So What Happened Here?

There’s this scene from Sunset Boulevard when, upon being recognized (in her own home, no less) Norma Desmond says, “I am big, it’s the pictures that got small.”

I first saw the film in the early 1970s and never forgot it, much less the quote. I’ve used it many times since, well – maybe not so much lately. I finally accept the changes. Or maybe I’ve just conceded to them according to my opinion.

Bicycles were once, at least to a point in time, all made by hand. The pedestrian and price point models were produced on assembly lines, but by people. Some may have hated their jobs, while others – one would assume – took pride in their daily tasks.

And some bicycles made by hand, the kind that got me all wet and sticky as a late teen cum twentysomething, were the amalgam (I LOVE that word, amalgam) of experience, design, and the human condition. Not only did they work well, and fit, they were also beautiful.

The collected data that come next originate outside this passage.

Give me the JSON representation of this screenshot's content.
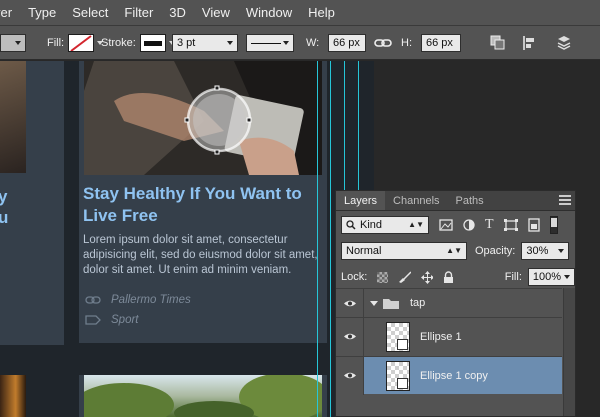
{
  "menubar": {
    "items": [
      "yer",
      "Type",
      "Select",
      "Filter",
      "3D",
      "View",
      "Window",
      "Help"
    ]
  },
  "options": {
    "fill_label": "Fill:",
    "stroke_label": "Stroke:",
    "stroke_width": "3 pt",
    "w_label": "W:",
    "w_value": "66 px",
    "h_label": "H:",
    "h_value": "66 px"
  },
  "canvas": {
    "card_left": {
      "fragments": [
        "y",
        "u"
      ]
    },
    "card_main": {
      "title": "Stay Healthy If You Want to Live Free",
      "body": "Lorem ipsum dolor sit amet, consectetur adipisicing elit, sed do eiusmod dolor sit amet, dolor sit amet. Ut enim ad minim veniam.",
      "meta": [
        {
          "icon": "link-icon",
          "text": "Pallermo Times"
        },
        {
          "icon": "tag-icon",
          "text": "Sport"
        }
      ]
    }
  },
  "layers_panel": {
    "tabs": [
      "Layers",
      "Channels",
      "Paths"
    ],
    "active_tab": "Layers",
    "filter_kind": "Kind",
    "blend_mode": "Normal",
    "opacity_label": "Opacity:",
    "opacity_value": "30%",
    "lock_label": "Lock:",
    "fill_label": "Fill:",
    "fill_value": "100%",
    "layers": [
      {
        "name": "tap",
        "type": "group",
        "selected": false
      },
      {
        "name": "Ellipse 1",
        "type": "shape",
        "selected": false
      },
      {
        "name": "Ellipse 1 copy",
        "type": "shape",
        "selected": true
      }
    ]
  },
  "colors": {
    "accent_title": "#8fc3f1",
    "guide": "#26c6d8",
    "selected_row": "#6c8db0"
  }
}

I’m reminded of another text I clipped in the early nineties, one that I used for our wedding invitation, and it also lives on my site’s front page. It appeared in The New Yorker, and was about Balthus:

Needing some air, he went into the garden. "Ah, look at the afternoon light," he said, for shadows were forming dark zones in the pasture recesses, as they do in his masterpiece, The Mountain. He went over to a small shed in the corner of the garden, the back wall of which was made of finely carved wood shingles arranged in a design. "You see," he said, "the trouble they took for something that could not even be seen. That is what has been lost. It was lost when workers began selling their time. Or as you say in America, when time became money."

Bicycles are no longer made, they are manufactured.